Почему я понимаю, что я понимаю?
Эти же абстракции были выражены западной философией. Например,
Платон ввёл абстракцию мира идей и утверждал, что душа ничего не знает,
но лишь вспоминает разговоры с Богом (за это глупцы, воспринимающие всё
буквально, объявили его идеалистом, сиречь идиотом). Тот самый зазор
появляется и у Декарта, и у Хайдеггера с его Lichtung (просека, просвет,
поляна бытия). Лейбниц пытается объяснить эту сложнейшую вещь с помощью
монад, не имеющих окон, а Кант говорит о трансцендировании — куда? —
невозможно сказать куда.
Тем самым философия, по сути, давно решила парадокс смерти и
заявила, что четвёртый пункт — это и есть единственно возможное и
подлинное бесмертие. И вовсе не косвенное.

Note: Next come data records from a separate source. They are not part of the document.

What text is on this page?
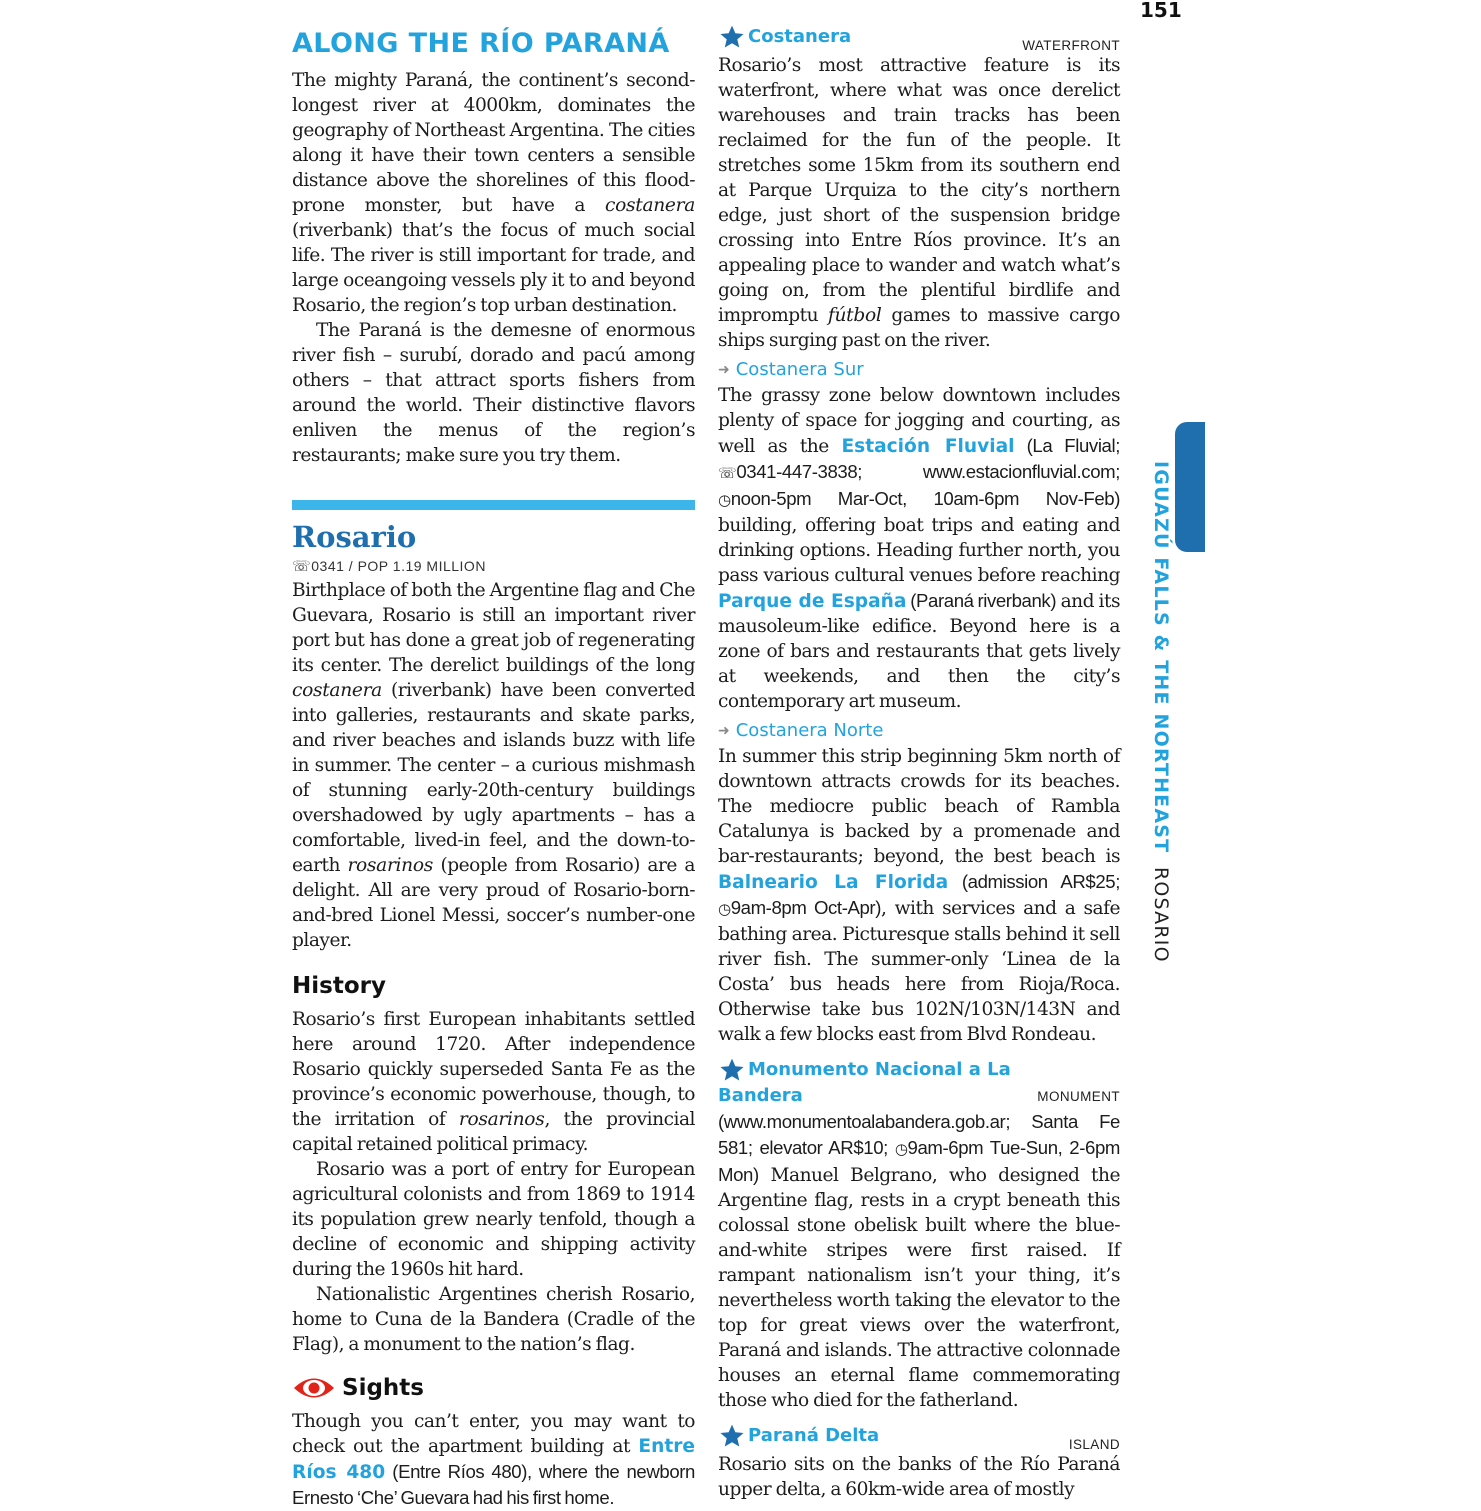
151
ALONG THE RÍO PARANÁ

The mighty Paraná, the continent’s second-longest river at 4000km, dominates the geography of Northeast Argentina. The cities along it have their town centers a sensible distance above the shorelines of this flood-prone monster, but have a costanera (riverbank) that’s the focus of much social life. The river is still important for trade, and large oceangoing vessels ply it to and beyond Rosario, the region’s top urban destination.

The Paraná is the demesne of enormous river fish – surubí, dorado and pacú among others – that attract sports fishers from around the world. Their distinctive flavors enliven the menus of the region’s restaurants; make sure you try them.

Rosario
☏0341 / POP 1.19 MILLION

Birthplace of both the Argentine flag and Che Guevara, Rosario is still an important river port but has done a great job of regenerating its center. The derelict buildings of the long costanera (riverbank) have been converted into galleries, restaurants and skate parks, and river beaches and islands buzz with life in summer. The center – a curious mishmash of stunning early-20th-century buildings overshadowed by ugly apartments – has a comfortable, lived-in feel, and the down-to-earth rosarinos (people from Rosario) are a delight. All are very proud of Rosario-born-and-bred Lionel Messi, soccer’s number-one player.

History

Rosario’s first European inhabitants settled here around 1720. After independence Rosario quickly superseded Santa Fe as the province’s economic powerhouse, though, to the irritation of rosarinos, the provincial capital retained political primacy.

Rosario was a port of entry for European agricultural colonists and from 1869 to 1914 its population grew nearly tenfold, though a decline of economic and shipping activity during the 1960s hit hard.

Nationalistic Argentines cherish Rosario, home to Cuna de la Bandera (Cradle of the Flag), a monument to the nation’s flag.

Sights

Though you can’t enter, you may want to check out the apartment building at Entre Ríos 480 (Entre Ríos 480), where the newborn Ernesto ‘Che’ Guevara had his first home.

Costanera	WATERFRONT

Rosario’s most attractive feature is its waterfront, where what was once derelict warehouses and train tracks has been reclaimed for the fun of the people. It stretches some 15km from its southern end at Parque Urquiza to the city’s northern edge, just short of the suspension bridge crossing into Entre Ríos province. It’s an appealing place to wander and watch what’s going on, from the plentiful birdlife and impromptu fútbol games to massive cargo ships surging past on the river.

➜ Costanera Sur

The grassy zone below downtown includes plenty of space for jogging and courting, as well as the Estación Fluvial (La Fluvial; ☏0341-447-3838; www.estacionfluvial.com; ◷noon-5pm Mar-Oct, 10am-6pm Nov-Feb) building, offering boat trips and eating and drinking options. Heading further north, you pass various cultural venues before reaching Parque de España (Paraná riverbank) and its mausoleum-like edifice. Beyond here is a zone of bars and restaurants that gets lively at weekends, and then the city’s contemporary art museum.

➜ Costanera Norte

In summer this strip beginning 5km north of downtown attracts crowds for its beaches. The mediocre public beach of Rambla Catalunya is backed by a promenade and bar-restaurants; beyond, the best beach is Balneario La Florida (admission AR$25; ◷9am-8pm Oct-Apr), with services and a safe bathing area. Picturesque stalls behind it sell river fish. The summer-only ‘Linea de la Costa’ bus heads here from Rioja/Roca. Otherwise take bus 102N/103N/143N and walk a few blocks east from Blvd Rondeau.

Monumento Nacional a La
Bandera	MONUMENT

(www.monumentoalabandera.gob.ar; Santa Fe 581; elevator AR$10; ◷9am-6pm Tue-Sun, 2-6pm Mon) Manuel Belgrano, who designed the Argentine flag, rests in a crypt beneath this colossal stone obelisk built where the blue-and-white stripes were first raised. If rampant nationalism isn’t your thing, it’s nevertheless worth taking the elevator to the top for great views over the waterfront, Paraná and islands. The attractive colonnade houses an eternal flame commemorating those who died for the fatherland.

Paraná Delta	ISLAND

Rosario sits on the banks of the Río Paraná upper delta, a 60km-wide area of mostly

IGUAZÚ FALLS & THE NORTHEAST ROSARIO
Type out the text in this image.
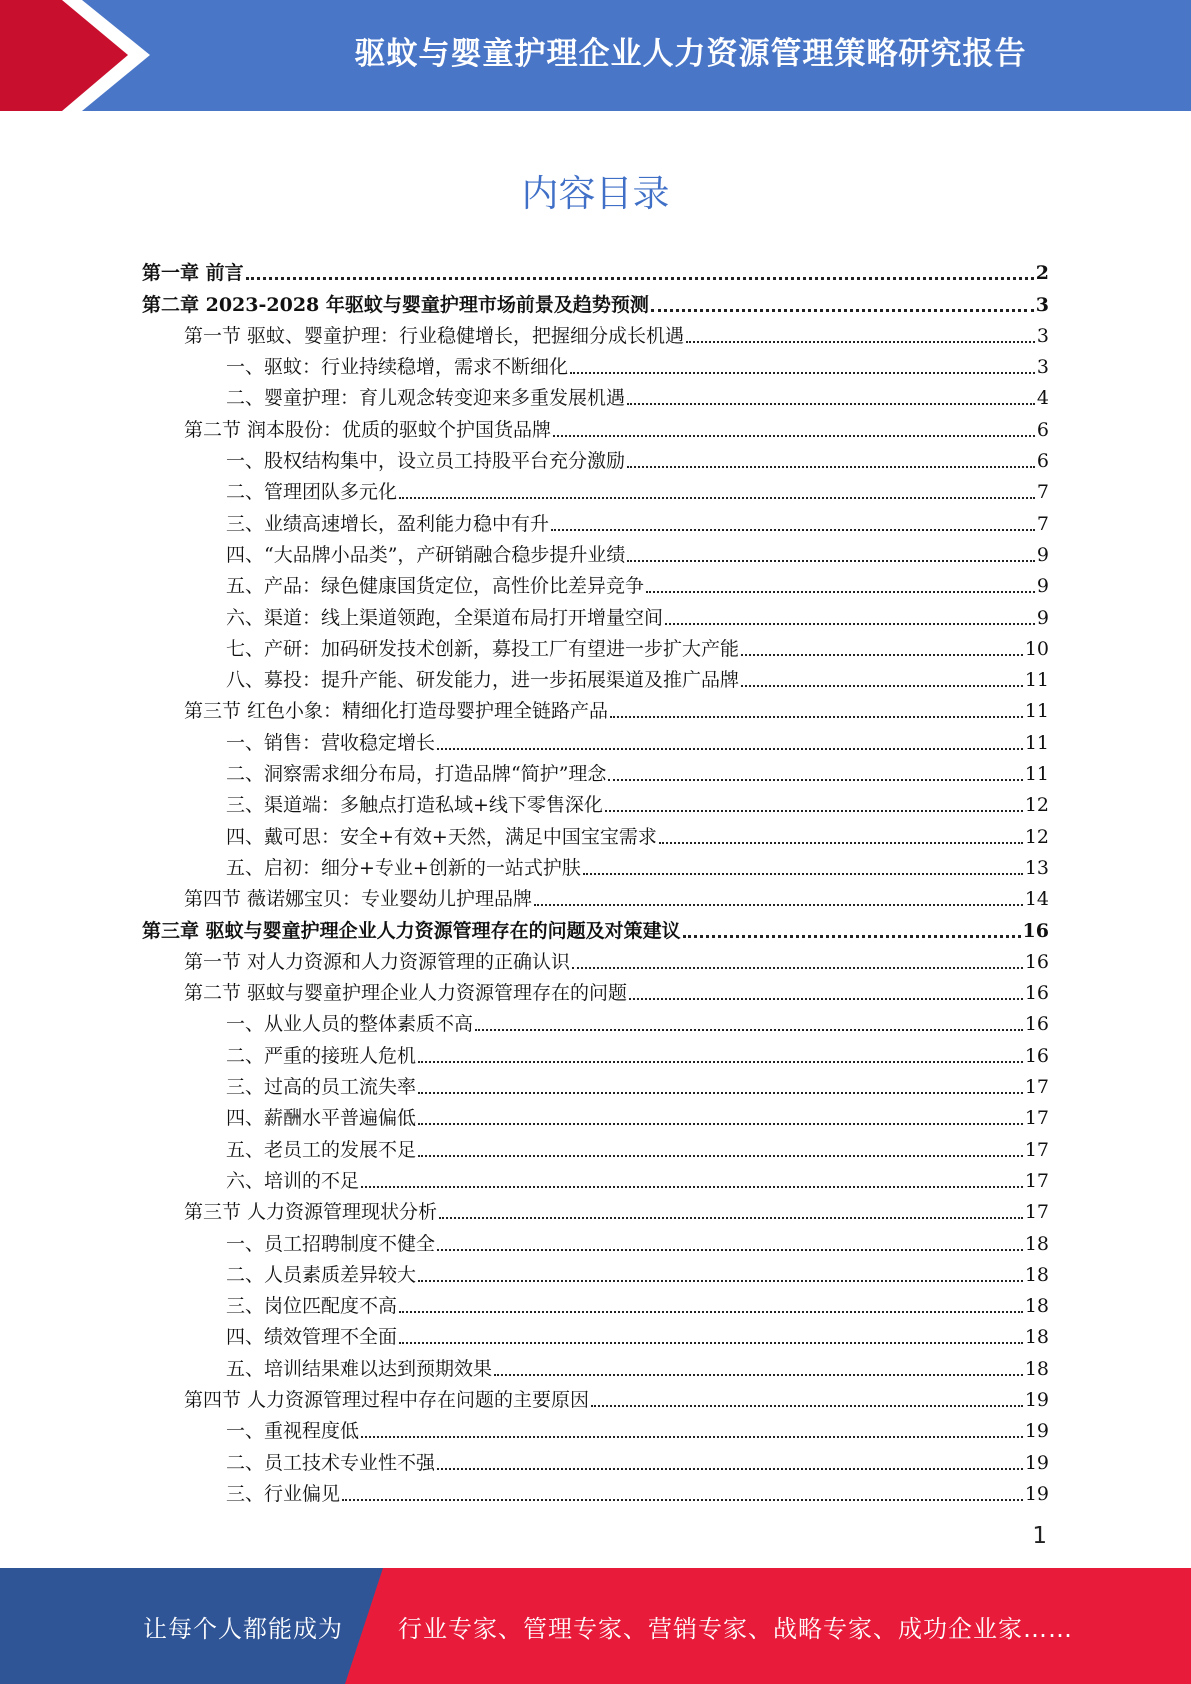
驱蚊与婴童护理企业人力资源管理策略研究报告
内容目录
第一章 前言	2
第二章 2023-2028 年驱蚊与婴童护理市场前景及趋势预测	3
第一节 驱蚊、婴童护理：行业稳健增长，把握细分成长机遇	3
一、驱蚊：行业持续稳增，需求不断细化	3
二、婴童护理：育儿观念转变迎来多重发展机遇	4
第二节 润本股份：优质的驱蚊个护国货品牌	6
一、股权结构集中，设立员工持股平台充分激励	6
二、管理团队多元化	7
三、业绩高速增长，盈利能力稳中有升	7
四、“大品牌小品类”，产研销融合稳步提升业绩	9
五、产品：绿色健康国货定位，高性价比差异竞争	9
六、渠道：线上渠道领跑，全渠道布局打开增量空间	9
七、产研：加码研发技术创新，募投工厂有望进一步扩大产能	10
八、募投：提升产能、研发能力，进一步拓展渠道及推广品牌	11
第三节 红色小象：精细化打造母婴护理全链路产品	11
一、销售：营收稳定增长	11
二、洞察需求细分布局，打造品牌“简护”理念	11
三、渠道端：多触点打造私域+线下零售深化	12
四、戴可思：安全+有效+天然，满足中国宝宝需求	12
五、启初：细分+专业+创新的一站式护肤	13
第四节 薇诺娜宝贝：专业婴幼儿护理品牌	14
第三章 驱蚊与婴童护理企业人力资源管理存在的问题及对策建议	16
第一节 对人力资源和人力资源管理的正确认识	16
第二节 驱蚊与婴童护理企业人力资源管理存在的问题	16
一、从业人员的整体素质不高	16
二、严重的接班人危机	16
三、过高的员工流失率	17
四、薪酬水平普遍偏低	17
五、老员工的发展不足	17
六、培训的不足	17
第三节 人力资源管理现状分析	17
一、员工招聘制度不健全	18
二、人员素质差异较大	18
三、岗位匹配度不高	18
四、绩效管理不全面	18
五、培训结果难以达到预期效果	18
第四节 人力资源管理过程中存在问题的主要原因	19
一、重视程度低	19
二、员工技术专业性不强	19
三、行业偏见	19
1
让每个人都能成为 行业专家、管理专家、营销专家、战略专家、成功企业家……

Бессмертно только то, что
приходит к нам («приходит», конечно, в кавычках) из «мира идей» — как
реализация космического закона о необходимости сознания, а всё остальное
суть не более чем работа нервной системы, которая умрёт вместе с нами.
И потом. Ну неужели Вивальди прерывал проповедь, боясь упустить
пришедшую в голову мелодию, чтобы подняться вверх по социальной
лестнице? Мандельштам отказался вписываться в прокрустово ложе
сталинской литературы, чтобы получить доступ к жизненно важным ресурсам?
Эйнштейн стремился обеспечить своих детей?
Словом, человечество всегда понимало, что есть нечто, что
человеку не принадлежит, что существует словно бы само по себе (всё это
не более чем интеллигибельная абстракция, не стоит воспринимать
буквально), но с чем можно работать, и плодами этой работы (вот что
упустил Восток и за что ухватился Запад) можно пользоваться не только в
познавательных, но и гуманистических целях. И это будет жить всегда, а
всё остальное (человеческое в смысле «слишком человеческого» Ницше)
умрёт. Более того, то, что мы называем «я», за что лихорадочно цепляемся
— это и есть то, чего в действительности нет.
Подготовлено по материалам Scientific American.